Only now that the two are divorcing is Frank McCourt insisting that he alone owns the National League team and that an error in copies of the paperwork showing otherwise should be discounted, Wasser said in his opening statement.
"Frank and his lawyers defrauded Jamie and have defrauded the court,'' Wasser said.
But Frank McCourt's lawyer, Stephen Susman, said Jamie McCourt is an educated woman with a law degree who handled divorce cases in Massachusetts. Therefore, her claim that she did not understand she was giving up her rights in the team is not credible, he said.
In addition, Jamie McCourt, not her estranged husband, is the one who wanted the post-nuptial agreement in the first place in order to protect the couple's property from creditors due to Frank's risky business deals, Susman said.
"She is the first person to try and invalidate a marital property agreement she herself proposed," Susman said.
Jamie McCourt was always hesitant about some of her real estate investor husband's business deals, including the purchase of the Dodgers, Susman said.
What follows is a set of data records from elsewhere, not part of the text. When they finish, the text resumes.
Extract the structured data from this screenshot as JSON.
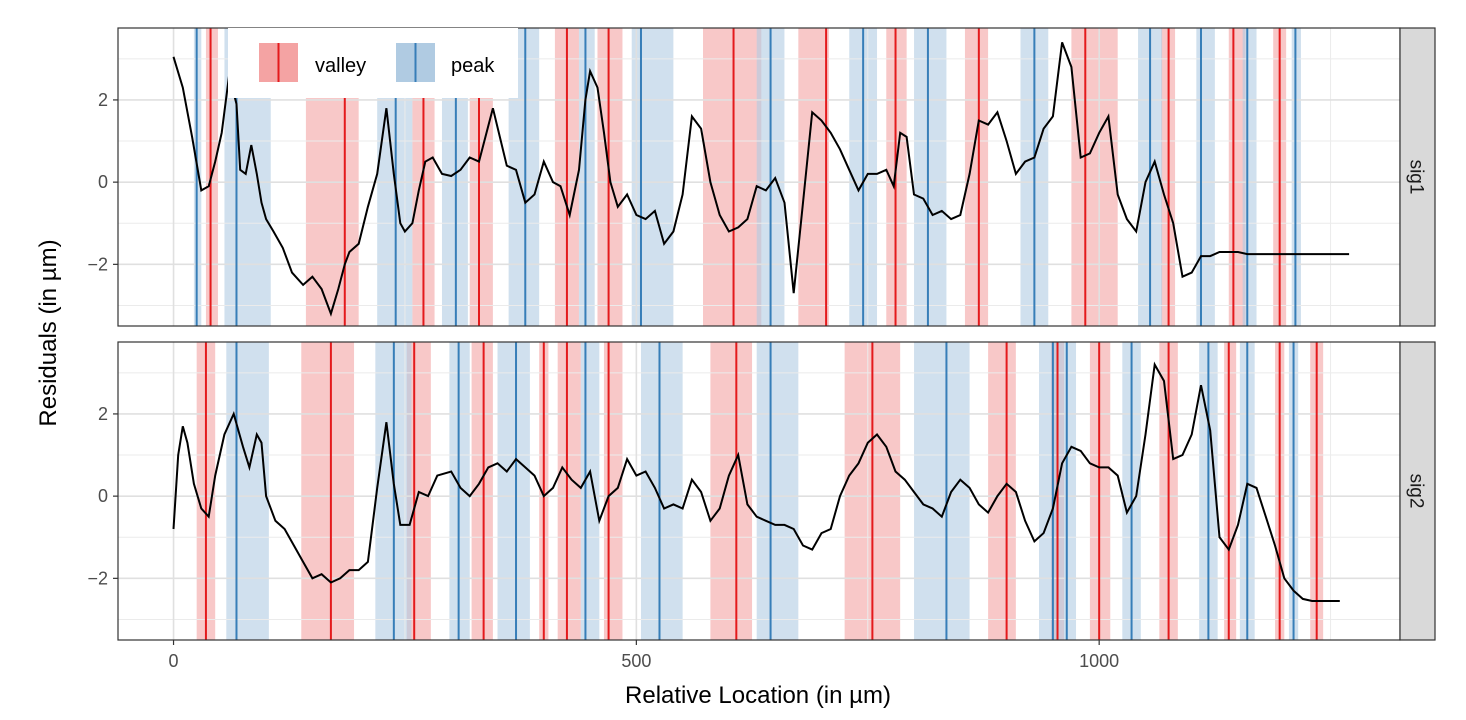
{
  "chart_data": {
    "type": "line",
    "xlabel": "Relative Location (in µm)",
    "ylabel": "Residuals (in µm)",
    "xlim": [
      -60,
      1325
    ],
    "x_ticks": [
      0,
      500,
      1000
    ],
    "ylim": [
      -3.5,
      3.75
    ],
    "y_ticks": [
      -2,
      0,
      2
    ],
    "grid": true,
    "legend": {
      "position": "top-left-inside",
      "entries": [
        {
          "label": "valley",
          "band_color": "#f4a3a3",
          "line_color": "#e41a1c"
        },
        {
          "label": "peak",
          "band_color": "#b0cbe2",
          "line_color": "#377eb8"
        }
      ]
    },
    "colors": {
      "line": "#000000",
      "valley_band": "#f4a3a3",
      "valley_line": "#e41a1c",
      "peak_band": "#b0cbe2",
      "peak_line": "#377eb8",
      "strip": "#d9d9d9"
    },
    "facets": [
      {
        "label": "sig1",
        "series": {
          "x": [
            0,
            10,
            20,
            30,
            38,
            45,
            52,
            60,
            68,
            72,
            78,
            84,
            90,
            95,
            100,
            108,
            118,
            128,
            140,
            150,
            160,
            170,
            178,
            185,
            190,
            200,
            210,
            220,
            230,
            238,
            245,
            250,
            258,
            265,
            272,
            280,
            290,
            300,
            310,
            320,
            330,
            345,
            360,
            370,
            380,
            390,
            400,
            410,
            418,
            428,
            438,
            445,
            450,
            458,
            465,
            472,
            480,
            490,
            500,
            510,
            520,
            530,
            540,
            550,
            560,
            570,
            580,
            590,
            600,
            610,
            620,
            630,
            640,
            650,
            660,
            670,
            680,
            690,
            700,
            710,
            720,
            730,
            740,
            750,
            760,
            770,
            778,
            785,
            792,
            800,
            810,
            820,
            830,
            840,
            850,
            860,
            870,
            880,
            890,
            900,
            910,
            920,
            930,
            940,
            950,
            960,
            970,
            980,
            990,
            1000,
            1010,
            1020,
            1030,
            1040,
            1050,
            1060,
            1070,
            1080,
            1090,
            1100,
            1110,
            1120,
            1130,
            1140,
            1150,
            1160,
            1170,
            1180,
            1190,
            1200,
            1210,
            1220,
            1230,
            1240,
            1250,
            1260,
            1270
          ],
          "y": [
            3.05,
            2.3,
            1.1,
            -0.2,
            -0.1,
            0.5,
            1.2,
            2.6,
            1.9,
            0.3,
            0.2,
            0.9,
            0.2,
            -0.5,
            -0.9,
            -1.2,
            -1.6,
            -2.2,
            -2.5,
            -2.3,
            -2.6,
            -3.2,
            -2.6,
            -2.0,
            -1.7,
            -1.5,
            -0.6,
            0.2,
            1.8,
            0.2,
            -1.0,
            -1.2,
            -1.0,
            -0.2,
            0.5,
            0.6,
            0.2,
            0.15,
            0.3,
            0.6,
            0.5,
            1.8,
            0.4,
            0.3,
            -0.5,
            -0.3,
            0.5,
            0.0,
            -0.1,
            -0.8,
            0.3,
            2.0,
            2.7,
            2.3,
            1.2,
            0.0,
            -0.6,
            -0.3,
            -0.8,
            -0.9,
            -0.7,
            -1.5,
            -1.2,
            -0.3,
            1.6,
            1.3,
            0.0,
            -0.8,
            -1.2,
            -1.1,
            -0.9,
            -0.1,
            -0.2,
            0.1,
            -0.5,
            -2.7,
            -0.5,
            1.7,
            1.5,
            1.2,
            0.8,
            0.3,
            -0.2,
            0.2,
            0.2,
            0.3,
            -0.1,
            1.2,
            1.1,
            -0.3,
            -0.4,
            -0.8,
            -0.7,
            -0.9,
            -0.8,
            0.2,
            1.5,
            1.4,
            1.7,
            1.0,
            0.2,
            0.5,
            0.6,
            1.3,
            1.6,
            3.4,
            2.8,
            0.6,
            0.7,
            1.2,
            1.6,
            -0.3,
            -0.9,
            -1.2,
            0.0,
            0.5,
            -0.3,
            -1.0,
            -2.3,
            -2.2,
            -1.8,
            -1.8,
            -1.7,
            -1.7,
            -1.7,
            -1.75,
            -1.75,
            -1.75,
            -1.75,
            -1.75,
            -1.75,
            -1.75,
            -1.75,
            -1.75,
            -1.75,
            -1.75,
            -1.75
          ]
        },
        "valleys": [
          {
            "center": 40,
            "band": [
              35,
              48
            ]
          },
          {
            "center": 185,
            "band": [
              143,
              200
            ]
          },
          {
            "center": 270,
            "band": [
              258,
              282
            ]
          },
          {
            "center": 330,
            "band": [
              320,
              345
            ]
          },
          {
            "center": 425,
            "band": [
              412,
              438
            ]
          },
          {
            "center": 470,
            "band": [
              458,
              485
            ]
          },
          {
            "center": 605,
            "band": [
              572,
              635
            ]
          },
          {
            "center": 705,
            "band": [
              675,
              708
            ]
          },
          {
            "center": 780,
            "band": [
              770,
              792
            ]
          },
          {
            "center": 870,
            "band": [
              855,
              880
            ]
          },
          {
            "center": 985,
            "band": [
              970,
              1020
            ]
          },
          {
            "center": 1075,
            "band": [
              1067,
              1082
            ]
          },
          {
            "center": 1145,
            "band": [
              1140,
              1158
            ]
          },
          {
            "center": 1195,
            "band": [
              1188,
              1202
            ]
          }
        ],
        "peaks": [
          {
            "center": 25,
            "band": [
              22,
              30
            ]
          },
          {
            "center": 68,
            "band": [
              55,
              105
            ]
          },
          {
            "center": 240,
            "band": [
              220,
              258
            ]
          },
          {
            "center": 305,
            "band": [
              290,
              318
            ]
          },
          {
            "center": 380,
            "band": [
              362,
              395
            ]
          },
          {
            "center": 445,
            "band": [
              438,
              455
            ]
          },
          {
            "center": 505,
            "band": [
              495,
              540
            ]
          },
          {
            "center": 645,
            "band": [
              630,
              660
            ]
          },
          {
            "center": 745,
            "band": [
              730,
              760
            ]
          },
          {
            "center": 815,
            "band": [
              800,
              835
            ]
          },
          {
            "center": 930,
            "band": [
              915,
              945
            ]
          },
          {
            "center": 1055,
            "band": [
              1042,
              1068
            ]
          },
          {
            "center": 1110,
            "band": [
              1105,
              1125
            ]
          },
          {
            "center": 1160,
            "band": [
              1155,
              1170
            ]
          },
          {
            "center": 1212,
            "band": [
              1208,
              1218
            ]
          }
        ]
      },
      {
        "label": "sig2",
        "series": {
          "x": [
            0,
            5,
            10,
            15,
            22,
            30,
            38,
            45,
            55,
            65,
            75,
            82,
            90,
            95,
            100,
            110,
            120,
            130,
            140,
            150,
            160,
            170,
            180,
            190,
            200,
            210,
            220,
            230,
            238,
            245,
            255,
            265,
            275,
            285,
            300,
            310,
            320,
            330,
            340,
            350,
            360,
            370,
            380,
            390,
            400,
            410,
            420,
            430,
            440,
            450,
            460,
            470,
            480,
            490,
            500,
            510,
            520,
            530,
            540,
            550,
            560,
            570,
            580,
            590,
            600,
            610,
            620,
            630,
            640,
            650,
            660,
            670,
            680,
            690,
            700,
            710,
            720,
            730,
            740,
            750,
            760,
            770,
            780,
            790,
            800,
            810,
            820,
            830,
            840,
            850,
            860,
            870,
            880,
            890,
            900,
            910,
            920,
            930,
            940,
            950,
            960,
            970,
            980,
            990,
            1000,
            1010,
            1020,
            1030,
            1040,
            1050,
            1060,
            1070,
            1080,
            1090,
            1100,
            1110,
            1120,
            1130,
            1140,
            1150,
            1160,
            1170,
            1180,
            1190,
            1200,
            1210,
            1220,
            1230,
            1240,
            1250,
            1260
          ],
          "y": [
            -0.8,
            1.0,
            1.7,
            1.3,
            0.3,
            -0.3,
            -0.5,
            0.5,
            1.5,
            2.0,
            1.2,
            0.7,
            1.5,
            1.3,
            0.0,
            -0.6,
            -0.8,
            -1.2,
            -1.6,
            -2.0,
            -1.9,
            -2.1,
            -2.0,
            -1.8,
            -1.8,
            -1.6,
            0.2,
            1.8,
            0.3,
            -0.7,
            -0.7,
            0.1,
            0.0,
            0.5,
            0.6,
            0.2,
            0.0,
            0.3,
            0.7,
            0.8,
            0.6,
            0.9,
            0.7,
            0.5,
            0.0,
            0.2,
            0.7,
            0.4,
            0.2,
            0.6,
            -0.6,
            0.0,
            0.2,
            0.9,
            0.5,
            0.6,
            0.2,
            -0.3,
            -0.2,
            -0.3,
            0.4,
            0.1,
            -0.6,
            -0.3,
            0.5,
            1.0,
            -0.2,
            -0.5,
            -0.6,
            -0.7,
            -0.7,
            -0.8,
            -1.2,
            -1.3,
            -0.9,
            -0.8,
            0.0,
            0.5,
            0.8,
            1.3,
            1.5,
            1.2,
            0.6,
            0.4,
            0.1,
            -0.2,
            -0.3,
            -0.5,
            0.1,
            0.4,
            0.2,
            -0.2,
            -0.4,
            0.0,
            0.3,
            0.1,
            -0.6,
            -1.1,
            -0.9,
            -0.3,
            0.8,
            1.2,
            1.1,
            0.8,
            0.7,
            0.7,
            0.5,
            -0.4,
            0.0,
            1.5,
            3.2,
            2.8,
            0.9,
            1.0,
            1.5,
            2.7,
            1.6,
            -1.0,
            -1.3,
            -0.7,
            0.3,
            0.2,
            -0.5,
            -1.2,
            -2.0,
            -2.3,
            -2.5,
            -2.55,
            -2.55,
            -2.55,
            -2.55
          ]
        },
        "valleys": [
          {
            "center": 35,
            "band": [
              25,
              45
            ]
          },
          {
            "center": 170,
            "band": [
              138,
              195
            ]
          },
          {
            "center": 260,
            "band": [
              252,
              278
            ]
          },
          {
            "center": 335,
            "band": [
              322,
              345
            ]
          },
          {
            "center": 400,
            "band": [
              395,
              405
            ]
          },
          {
            "center": 425,
            "band": [
              415,
              440
            ]
          },
          {
            "center": 470,
            "band": [
              465,
              485
            ]
          },
          {
            "center": 608,
            "band": [
              580,
              625
            ]
          },
          {
            "center": 755,
            "band": [
              725,
              785
            ]
          },
          {
            "center": 900,
            "band": [
              880,
              910
            ]
          },
          {
            "center": 955,
            "band": [
              948,
              962
            ]
          },
          {
            "center": 1000,
            "band": [
              990,
              1012
            ]
          },
          {
            "center": 1075,
            "band": [
              1065,
              1085
            ]
          },
          {
            "center": 1140,
            "band": [
              1135,
              1148
            ]
          },
          {
            "center": 1195,
            "band": [
              1190,
              1200
            ]
          },
          {
            "center": 1235,
            "band": [
              1228,
              1242
            ]
          }
        ],
        "peaks": [
          {
            "center": 68,
            "band": [
              57,
              103
            ]
          },
          {
            "center": 238,
            "band": [
              218,
              257
            ]
          },
          {
            "center": 308,
            "band": [
              298,
              320
            ]
          },
          {
            "center": 370,
            "band": [
              350,
              385
            ]
          },
          {
            "center": 445,
            "band": [
              440,
              460
            ]
          },
          {
            "center": 525,
            "band": [
              505,
              550
            ]
          },
          {
            "center": 645,
            "band": [
              630,
              675
            ]
          },
          {
            "center": 835,
            "band": [
              800,
              860
            ]
          },
          {
            "center": 950,
            "band": [
              935,
              960
            ]
          },
          {
            "center": 965,
            "band": [
              960,
              975
            ]
          },
          {
            "center": 1035,
            "band": [
              1025,
              1045
            ]
          },
          {
            "center": 1118,
            "band": [
              1108,
              1128
            ]
          },
          {
            "center": 1160,
            "band": [
              1152,
              1168
            ]
          },
          {
            "center": 1210,
            "band": [
              1205,
              1215
            ]
          }
        ]
      }
    ]
  }
}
Her spouse had never owned a professional sports team, and buying the Dodgers forced him to take some financial risks, Susman said.
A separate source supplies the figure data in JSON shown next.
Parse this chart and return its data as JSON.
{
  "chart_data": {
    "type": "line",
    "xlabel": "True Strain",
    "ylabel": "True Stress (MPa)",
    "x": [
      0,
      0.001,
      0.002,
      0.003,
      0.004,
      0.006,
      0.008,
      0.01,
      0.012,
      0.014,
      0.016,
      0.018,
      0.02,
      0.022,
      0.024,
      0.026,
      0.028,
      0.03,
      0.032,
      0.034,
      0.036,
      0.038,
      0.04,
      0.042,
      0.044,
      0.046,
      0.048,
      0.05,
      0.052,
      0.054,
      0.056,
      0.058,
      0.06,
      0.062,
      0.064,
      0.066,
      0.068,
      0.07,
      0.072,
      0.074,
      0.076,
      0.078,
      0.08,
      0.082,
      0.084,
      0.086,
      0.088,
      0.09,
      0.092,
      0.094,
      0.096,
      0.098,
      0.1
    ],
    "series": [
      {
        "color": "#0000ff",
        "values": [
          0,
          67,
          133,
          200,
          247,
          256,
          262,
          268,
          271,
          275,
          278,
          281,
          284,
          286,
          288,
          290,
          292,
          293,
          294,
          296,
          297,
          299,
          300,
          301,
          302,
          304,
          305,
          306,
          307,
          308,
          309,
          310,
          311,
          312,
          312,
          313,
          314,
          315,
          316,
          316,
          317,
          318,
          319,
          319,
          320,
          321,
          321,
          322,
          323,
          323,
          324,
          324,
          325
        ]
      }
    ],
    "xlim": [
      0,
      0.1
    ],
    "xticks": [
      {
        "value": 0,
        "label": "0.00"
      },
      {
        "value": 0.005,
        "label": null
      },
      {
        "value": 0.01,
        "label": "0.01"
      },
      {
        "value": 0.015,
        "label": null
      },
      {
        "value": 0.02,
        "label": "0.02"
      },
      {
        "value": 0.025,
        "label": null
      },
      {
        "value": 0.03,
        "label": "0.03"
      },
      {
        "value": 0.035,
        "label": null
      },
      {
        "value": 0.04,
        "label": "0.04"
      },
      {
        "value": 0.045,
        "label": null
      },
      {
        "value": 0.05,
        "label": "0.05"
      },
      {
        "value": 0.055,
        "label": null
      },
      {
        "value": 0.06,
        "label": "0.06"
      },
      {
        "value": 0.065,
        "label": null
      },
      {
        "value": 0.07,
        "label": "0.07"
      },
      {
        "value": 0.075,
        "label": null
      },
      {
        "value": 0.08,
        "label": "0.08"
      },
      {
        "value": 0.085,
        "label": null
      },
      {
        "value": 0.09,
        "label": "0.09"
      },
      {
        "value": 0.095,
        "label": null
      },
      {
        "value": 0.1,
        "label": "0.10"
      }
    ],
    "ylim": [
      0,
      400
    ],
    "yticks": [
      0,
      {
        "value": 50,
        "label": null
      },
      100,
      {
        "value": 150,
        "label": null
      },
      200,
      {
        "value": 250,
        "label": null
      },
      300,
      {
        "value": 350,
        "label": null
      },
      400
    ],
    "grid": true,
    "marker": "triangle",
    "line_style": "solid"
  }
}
"When you don't share in the risks, you don't share in the upside," he said.
Frank McCourt signed three copies of the agreement in Massachusetts, where the couple formerly lived, and another three in California, both sides agree. Jamie McCourt signed six copies in Massachusetts.
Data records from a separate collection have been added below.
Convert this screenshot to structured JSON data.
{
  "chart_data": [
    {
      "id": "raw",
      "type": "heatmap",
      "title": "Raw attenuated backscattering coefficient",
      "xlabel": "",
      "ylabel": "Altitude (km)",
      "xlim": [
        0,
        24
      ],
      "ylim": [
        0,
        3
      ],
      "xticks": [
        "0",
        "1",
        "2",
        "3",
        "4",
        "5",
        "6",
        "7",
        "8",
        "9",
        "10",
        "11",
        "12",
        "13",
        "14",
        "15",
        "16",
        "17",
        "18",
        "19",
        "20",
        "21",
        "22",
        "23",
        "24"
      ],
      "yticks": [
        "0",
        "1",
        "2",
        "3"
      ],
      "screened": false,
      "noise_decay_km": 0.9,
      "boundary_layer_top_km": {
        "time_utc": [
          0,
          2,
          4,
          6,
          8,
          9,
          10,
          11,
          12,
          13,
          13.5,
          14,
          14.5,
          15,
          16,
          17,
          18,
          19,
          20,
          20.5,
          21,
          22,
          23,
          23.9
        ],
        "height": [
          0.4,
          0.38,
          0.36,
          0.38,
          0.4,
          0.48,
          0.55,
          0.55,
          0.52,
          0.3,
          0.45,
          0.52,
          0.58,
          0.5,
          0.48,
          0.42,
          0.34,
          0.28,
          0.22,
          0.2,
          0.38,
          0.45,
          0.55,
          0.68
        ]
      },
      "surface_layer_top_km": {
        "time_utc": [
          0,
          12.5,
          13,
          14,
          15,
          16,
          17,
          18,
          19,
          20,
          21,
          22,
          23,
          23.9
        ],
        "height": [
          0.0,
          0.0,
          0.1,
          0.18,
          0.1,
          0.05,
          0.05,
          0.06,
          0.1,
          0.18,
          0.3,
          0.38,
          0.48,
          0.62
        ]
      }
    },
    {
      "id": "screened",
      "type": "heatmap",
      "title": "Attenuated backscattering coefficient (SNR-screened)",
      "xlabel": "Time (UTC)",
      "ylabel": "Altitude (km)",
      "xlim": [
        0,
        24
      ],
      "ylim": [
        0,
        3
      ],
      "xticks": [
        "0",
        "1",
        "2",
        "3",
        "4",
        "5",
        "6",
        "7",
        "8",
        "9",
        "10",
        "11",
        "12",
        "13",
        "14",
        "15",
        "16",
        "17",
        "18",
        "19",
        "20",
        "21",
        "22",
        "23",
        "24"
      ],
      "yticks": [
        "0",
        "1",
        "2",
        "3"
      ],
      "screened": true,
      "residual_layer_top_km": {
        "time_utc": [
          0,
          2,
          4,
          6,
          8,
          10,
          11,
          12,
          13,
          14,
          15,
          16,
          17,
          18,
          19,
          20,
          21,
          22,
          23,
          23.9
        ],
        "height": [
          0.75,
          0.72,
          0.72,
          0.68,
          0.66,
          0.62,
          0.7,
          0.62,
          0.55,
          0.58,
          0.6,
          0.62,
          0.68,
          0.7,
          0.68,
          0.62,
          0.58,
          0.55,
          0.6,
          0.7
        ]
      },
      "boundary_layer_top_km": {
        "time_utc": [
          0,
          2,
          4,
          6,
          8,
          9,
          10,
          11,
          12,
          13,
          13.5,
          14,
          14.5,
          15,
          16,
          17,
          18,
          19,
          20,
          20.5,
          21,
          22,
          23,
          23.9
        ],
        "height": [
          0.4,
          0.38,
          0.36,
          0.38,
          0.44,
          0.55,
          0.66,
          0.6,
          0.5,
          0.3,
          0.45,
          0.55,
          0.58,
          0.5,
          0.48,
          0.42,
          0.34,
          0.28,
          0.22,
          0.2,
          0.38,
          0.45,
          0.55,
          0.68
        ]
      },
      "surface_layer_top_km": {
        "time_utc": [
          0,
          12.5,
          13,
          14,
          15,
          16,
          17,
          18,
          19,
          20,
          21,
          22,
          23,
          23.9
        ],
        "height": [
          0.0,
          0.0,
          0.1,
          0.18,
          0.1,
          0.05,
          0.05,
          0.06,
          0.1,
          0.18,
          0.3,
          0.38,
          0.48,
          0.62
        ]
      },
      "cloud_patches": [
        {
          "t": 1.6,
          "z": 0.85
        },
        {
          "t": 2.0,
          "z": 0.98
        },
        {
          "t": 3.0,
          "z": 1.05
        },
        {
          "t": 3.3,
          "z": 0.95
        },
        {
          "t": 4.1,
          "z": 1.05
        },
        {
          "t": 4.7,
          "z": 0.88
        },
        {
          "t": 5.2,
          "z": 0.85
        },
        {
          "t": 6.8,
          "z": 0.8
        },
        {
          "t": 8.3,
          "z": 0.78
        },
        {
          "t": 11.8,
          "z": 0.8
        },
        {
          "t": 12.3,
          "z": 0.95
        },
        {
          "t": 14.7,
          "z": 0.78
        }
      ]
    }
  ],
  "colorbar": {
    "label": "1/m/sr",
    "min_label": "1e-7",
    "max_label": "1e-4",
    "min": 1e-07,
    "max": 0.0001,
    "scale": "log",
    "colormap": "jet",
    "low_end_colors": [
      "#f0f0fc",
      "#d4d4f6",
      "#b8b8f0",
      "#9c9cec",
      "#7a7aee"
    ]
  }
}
Jamie McCourt's lawyers maintain the documents her husband signed in California indicated he did not consider the Dodgers his separate property. His lawyers say that was a mistake that was later corrected.
Frank McCourt maintains the agreement gives Jamie McCourt ownership of the couple's six homes and one condominium. He also contends he permitted her to call herself a co-owner of the team only in the "interests of family harmony."
However, Wasser said his client had no intention of giving all of the Dodgers franchise to her spouse.
"Jamie would never have given up her interest and she didn't," he said. "It doesn't make sense."
Jamie McCourt also states in a sworn declaration that "there was never any discussion that only Frank owned the Dodgers or that it was his separate property."
Thomas Ostertag, Major League Baseball's general counsel, is expected to testify that Frank McCourt is the team's sole owner and that his estranged wife has no claim to ownership under baseball rules, according to the Los Angeles Times.
The trial before Gordon is expected to take about 11 days, with a two- week planned break after the first week of testimony.
The divorce case has cast a cloud over the Dodgers since the McCourts confirmed their separation last Oct. 14, one day before the start of the National League Championship Series.
The couple, who married in November 1979 and have four grown sons, separated on July 6, 2009.
Frank McCourt fired his wife as the Dodgers' chief executive officer a day after the team lost the series to the Philadelphia Phillies. She filed for divorce five days after her firing.
The divorce case has led to a perception among Dodger fans that the team is financially hamstrung in acquiring players. Frank McCourt has consistently maintained that the divorce has no bearing on the operation of the team and its acquisition of players.